プロローグ 「ノマド・トーキョー」という生活実験
第1章 「セルフデザイン」(しなやかさは「多面性」から生まれる)
第2章 「ワークデザイン」(「つながり」が生む働き方)
第3章 「リビングデザイン」(デュアルライフ時代の「多拠点住まい術」)
第4章 大航海時代のキャリアデザイン
第5章 「あいだ」を行き来するするこれからの人生設計プロローグ 「ノマド・トーキョー」という生活実験

複数の自己を持つ

「複数の自己」というと大げさな話ですが、多くの人が複数の自己を持っています。異なる自己を持ち続けられることが必要なのではないかと感じました。本書には以下のように書かれています。

心理学的には、複数の自己を持っていた方が精神衛生上効果的であり、逆に一つの役割を演じる専業主婦のような立場は、うつになりやすいというデータがあります。これは何も多重人格者になるということではなく、自分の関わる世界をより多く持ち、可能性を広げられるように準備しておくことが大切だという意味です。

複数の自己を持つことで、自分の知らなかった自分を知ることができ、一つの自己に限界や悩みを抱えたときのリスクヘッジにもなってきます。

デュアルライフをすることで得られるもの

ソーシャルメディアに接していると何人かの方がすでにデュアルライフを送っています。中には郊外に家族が住んでいて仕事で都会に出ているという理由でデュアルライフを送ってい方もいらっしゃいますが、それだけはなないです。

一体なぜデュアルライフをするのでしょうか。本書では以下のようなことがあげられています。

1.拠点を変えることで複数のペルソナを保つ

複数の自己を持つことのメリットがあることを先に書きました。その自己を保つための手段として拠点を変えてみることを本書の中の人たちは行っています。平日都会の雑踏の中で働くときは仕事人としての顔、休日郊外で家族と過ごすときは父親としての顔または農業を営む人などのように使い分けることで複数の自己を保っています。

2.文化格差の是正

逆に郊外に住んでいる方からすれば、都会と行き来することで地方ではわからない都会の文化に接することもできます。現代であればネットで様々な情報は入ってきます。

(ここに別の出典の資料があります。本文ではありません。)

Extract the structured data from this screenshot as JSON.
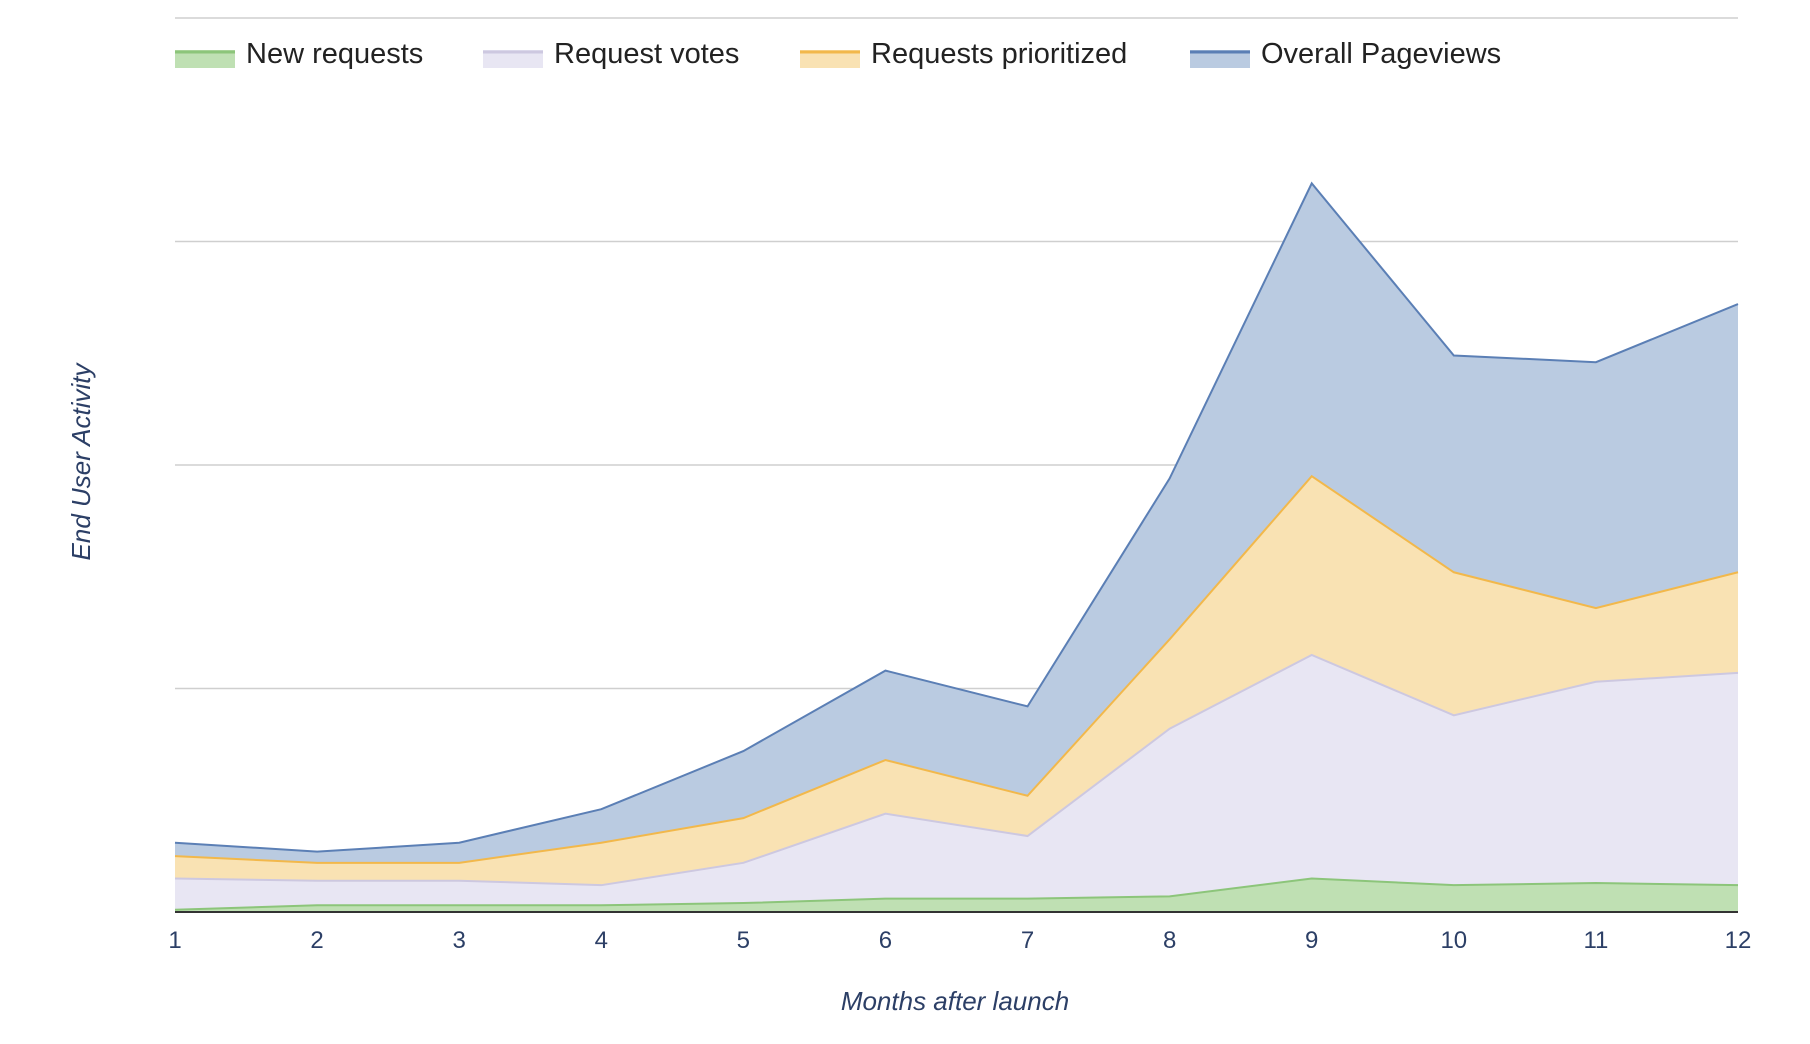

ですが生の情報を得たいと思ったらそこに住んでみるのが一番です。観光で行くという方法もありますが、それだけでは観光地の情報だけが入ってきて暮らしまではわかりにくいものです。これはわたしの経験によるものです。わたしは鎌倉生まれで鎌倉で育ちました。鎌倉に訪れる観光客は大仏などの観光地に行き、わたしが住んでいるような住宅街にはきません。地元の文化を知るには住んだほうがわかることもあるものです。

大切なのは「選択」と「意思」

本書では「あいだ」という言葉が多くの場面で使われていました。自分の可能性を一つに限定せず、他を切り捨てず、その「あいだ」を行き来するという変幻自在な生活を行うことで折れにくい自分になります。そしてこれからのライフデザインにおいてそのようなしなやかさを持つことであるとしています。

自分の世界を限定せず、「あいだ」を行き来しながら偶然に対応できるようにしたいとしているのです。

そのようにすることでさまざまなライフデザインを実践し、選択と工夫によって自分にあったライフデザインを作り上げていく。それを自己決定していく上で困難に出会うこともあります。だからこそ、そこから充実感が得られるのです。

まとめ

本書のタイトルに「ライフデザイン」という言葉が入っています。広辞苑には「ライフデザイン」という言葉はありませんので、「生活設計」の意味によれば

目標を立て、それを達成するための暮らしの進め方。

とあります。

何か目標があることがライフデザインのように感じる意味です。

ですが、本書に登場した方々は決してそうとは限りません。むしろちょっとした興味や自信で行動した結果なった姿のように感じます。

本書の最後の方でクランボルツが出てきますが、あーこれなのかとここで発見させられました。偶然のように見つかった幸運に出会うために行動しているのだと。